I have a set of historical data tables that have different but 'compatible' schemas. What I mean is that over time, the schema has evolved and more fields got added (not removed). I like to run a query over the union of all.
Doing so using legacy SQL
requires multiple SELECT
statements joined by UNION
and dummy NULL placeholders for new fields that did not exist in earlier tables.
I have 100 of those combo queries to build & execute.
I could script this but was hoping using Standard SQL
wildcard tables instead.
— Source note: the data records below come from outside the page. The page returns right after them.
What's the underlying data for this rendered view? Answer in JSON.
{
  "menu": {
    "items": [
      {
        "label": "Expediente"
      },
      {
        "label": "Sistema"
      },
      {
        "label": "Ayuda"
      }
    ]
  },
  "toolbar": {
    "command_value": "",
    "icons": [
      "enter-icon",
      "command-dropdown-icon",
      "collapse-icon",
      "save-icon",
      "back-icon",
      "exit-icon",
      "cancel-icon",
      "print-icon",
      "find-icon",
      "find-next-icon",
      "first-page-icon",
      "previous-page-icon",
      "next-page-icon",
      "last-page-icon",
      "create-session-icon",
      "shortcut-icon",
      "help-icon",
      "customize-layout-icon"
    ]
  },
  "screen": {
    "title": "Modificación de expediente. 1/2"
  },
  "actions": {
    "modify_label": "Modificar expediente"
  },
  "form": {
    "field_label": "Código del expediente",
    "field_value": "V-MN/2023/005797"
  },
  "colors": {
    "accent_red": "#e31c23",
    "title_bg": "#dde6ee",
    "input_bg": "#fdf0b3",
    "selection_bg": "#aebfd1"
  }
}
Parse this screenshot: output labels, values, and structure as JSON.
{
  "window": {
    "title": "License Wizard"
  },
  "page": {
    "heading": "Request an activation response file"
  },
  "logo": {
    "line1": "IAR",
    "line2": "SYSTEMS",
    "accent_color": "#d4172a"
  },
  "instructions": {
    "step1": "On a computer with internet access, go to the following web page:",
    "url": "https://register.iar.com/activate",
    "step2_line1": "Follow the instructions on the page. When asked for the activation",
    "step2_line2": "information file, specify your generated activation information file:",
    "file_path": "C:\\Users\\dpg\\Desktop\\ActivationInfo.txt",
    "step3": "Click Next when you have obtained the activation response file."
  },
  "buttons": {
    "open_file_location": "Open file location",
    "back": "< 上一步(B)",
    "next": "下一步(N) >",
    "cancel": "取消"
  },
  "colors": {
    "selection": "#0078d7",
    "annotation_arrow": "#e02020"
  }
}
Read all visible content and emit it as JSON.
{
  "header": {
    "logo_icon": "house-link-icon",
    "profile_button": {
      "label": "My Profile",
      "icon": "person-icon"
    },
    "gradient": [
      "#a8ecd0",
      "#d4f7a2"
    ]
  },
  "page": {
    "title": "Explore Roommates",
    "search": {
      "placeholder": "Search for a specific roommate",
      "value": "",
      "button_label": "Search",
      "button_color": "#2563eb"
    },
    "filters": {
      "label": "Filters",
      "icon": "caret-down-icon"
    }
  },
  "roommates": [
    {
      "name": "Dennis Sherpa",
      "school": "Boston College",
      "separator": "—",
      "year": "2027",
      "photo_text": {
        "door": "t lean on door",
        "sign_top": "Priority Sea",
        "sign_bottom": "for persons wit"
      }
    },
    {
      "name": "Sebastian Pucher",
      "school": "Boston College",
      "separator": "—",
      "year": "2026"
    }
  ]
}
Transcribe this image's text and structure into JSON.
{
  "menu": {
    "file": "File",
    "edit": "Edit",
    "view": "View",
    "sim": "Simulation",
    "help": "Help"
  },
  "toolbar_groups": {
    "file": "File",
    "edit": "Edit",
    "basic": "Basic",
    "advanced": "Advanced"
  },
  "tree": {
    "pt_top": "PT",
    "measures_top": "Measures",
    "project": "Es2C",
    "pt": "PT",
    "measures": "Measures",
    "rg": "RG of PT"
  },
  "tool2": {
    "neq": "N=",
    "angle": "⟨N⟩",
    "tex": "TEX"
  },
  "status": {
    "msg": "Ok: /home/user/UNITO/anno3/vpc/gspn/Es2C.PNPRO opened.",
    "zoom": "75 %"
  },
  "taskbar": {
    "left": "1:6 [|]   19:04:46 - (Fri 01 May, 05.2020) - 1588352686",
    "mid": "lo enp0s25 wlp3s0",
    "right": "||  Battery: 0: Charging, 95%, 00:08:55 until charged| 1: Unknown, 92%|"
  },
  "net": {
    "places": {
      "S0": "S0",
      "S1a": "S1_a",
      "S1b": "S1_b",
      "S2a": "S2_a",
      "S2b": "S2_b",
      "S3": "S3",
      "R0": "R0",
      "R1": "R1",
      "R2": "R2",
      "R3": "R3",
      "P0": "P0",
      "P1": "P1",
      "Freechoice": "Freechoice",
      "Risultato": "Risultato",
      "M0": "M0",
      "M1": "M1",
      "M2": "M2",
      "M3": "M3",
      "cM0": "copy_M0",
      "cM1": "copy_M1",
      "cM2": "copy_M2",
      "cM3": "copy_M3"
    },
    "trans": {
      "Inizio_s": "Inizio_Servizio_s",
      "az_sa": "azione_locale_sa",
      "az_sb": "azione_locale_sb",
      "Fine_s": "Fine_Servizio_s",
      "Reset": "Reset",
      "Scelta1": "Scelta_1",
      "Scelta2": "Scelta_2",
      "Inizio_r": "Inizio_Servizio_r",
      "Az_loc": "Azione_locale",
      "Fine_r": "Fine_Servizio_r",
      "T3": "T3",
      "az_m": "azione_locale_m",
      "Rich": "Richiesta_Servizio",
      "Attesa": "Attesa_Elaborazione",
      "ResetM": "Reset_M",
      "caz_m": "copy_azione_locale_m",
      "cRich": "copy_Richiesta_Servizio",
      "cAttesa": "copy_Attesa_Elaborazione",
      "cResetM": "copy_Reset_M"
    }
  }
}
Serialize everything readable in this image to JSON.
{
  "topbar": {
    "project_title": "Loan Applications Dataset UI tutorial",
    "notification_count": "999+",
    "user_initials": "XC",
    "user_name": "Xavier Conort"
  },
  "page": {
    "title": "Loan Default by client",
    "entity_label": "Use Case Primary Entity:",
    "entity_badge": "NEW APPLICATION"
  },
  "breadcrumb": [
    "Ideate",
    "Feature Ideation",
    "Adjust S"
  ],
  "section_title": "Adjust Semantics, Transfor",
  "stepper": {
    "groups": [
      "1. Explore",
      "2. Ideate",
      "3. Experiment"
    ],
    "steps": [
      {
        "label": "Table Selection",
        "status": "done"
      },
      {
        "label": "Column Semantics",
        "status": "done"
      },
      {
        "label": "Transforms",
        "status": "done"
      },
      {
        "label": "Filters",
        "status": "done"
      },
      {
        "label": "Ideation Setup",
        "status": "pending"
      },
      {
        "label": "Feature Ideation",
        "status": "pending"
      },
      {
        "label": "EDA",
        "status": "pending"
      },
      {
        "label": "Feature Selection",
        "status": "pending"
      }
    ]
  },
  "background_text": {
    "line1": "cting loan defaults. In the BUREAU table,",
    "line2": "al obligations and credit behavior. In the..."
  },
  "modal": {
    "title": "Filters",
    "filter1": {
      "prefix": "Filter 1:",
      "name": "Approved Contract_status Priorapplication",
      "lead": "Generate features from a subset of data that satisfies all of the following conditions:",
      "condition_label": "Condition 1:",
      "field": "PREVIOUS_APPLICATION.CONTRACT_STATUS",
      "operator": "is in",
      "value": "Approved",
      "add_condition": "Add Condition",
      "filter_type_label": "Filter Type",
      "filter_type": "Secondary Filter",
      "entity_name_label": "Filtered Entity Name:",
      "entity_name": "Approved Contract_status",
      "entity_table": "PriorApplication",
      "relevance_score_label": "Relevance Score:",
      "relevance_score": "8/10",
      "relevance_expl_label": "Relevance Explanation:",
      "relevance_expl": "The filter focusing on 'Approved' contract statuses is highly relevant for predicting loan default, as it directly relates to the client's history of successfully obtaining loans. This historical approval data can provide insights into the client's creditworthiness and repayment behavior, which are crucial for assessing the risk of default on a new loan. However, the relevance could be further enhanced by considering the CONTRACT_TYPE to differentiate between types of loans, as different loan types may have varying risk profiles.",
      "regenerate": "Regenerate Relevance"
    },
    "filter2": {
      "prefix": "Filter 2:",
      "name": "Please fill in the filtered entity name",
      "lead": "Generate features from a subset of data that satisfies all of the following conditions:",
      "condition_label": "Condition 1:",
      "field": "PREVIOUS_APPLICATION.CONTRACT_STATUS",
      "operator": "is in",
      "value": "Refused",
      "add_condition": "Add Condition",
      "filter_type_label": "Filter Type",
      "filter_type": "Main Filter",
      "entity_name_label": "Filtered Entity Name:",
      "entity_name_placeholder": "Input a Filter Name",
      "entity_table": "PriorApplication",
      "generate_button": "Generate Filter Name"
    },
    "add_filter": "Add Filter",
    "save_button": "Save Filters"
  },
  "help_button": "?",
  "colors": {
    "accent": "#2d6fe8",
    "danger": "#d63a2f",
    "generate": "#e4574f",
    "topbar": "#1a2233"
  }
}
I read however at https://cloud.google.com/bigquery/docs/reference/legacy-sql#tablewildcardfunctions :
In order to execute a standard SQL query that uses a wildcard table, BigQuery automatically infers the schema for that table. BigQuery uses the schema for the most recently created table that matches the wildcard as the schema for the wildcard table. If the schema is inconsistent across tables matched by the wildcard table, BigQuery returns an error.
Not sure how strict is meant inconsistent. Would it support incremental schema as per above use case or do all tables need to share the exact same schema ?
If not possible, another alternative would be to (re)load from source into a new table using the schemaUpdateOptions ALLOW_FIELD_ADDITION
. It means redesign and rework.
Any other suggestion is welcome. FYI - I use Airflow to execute the queries so I rather use a Pythonic solution.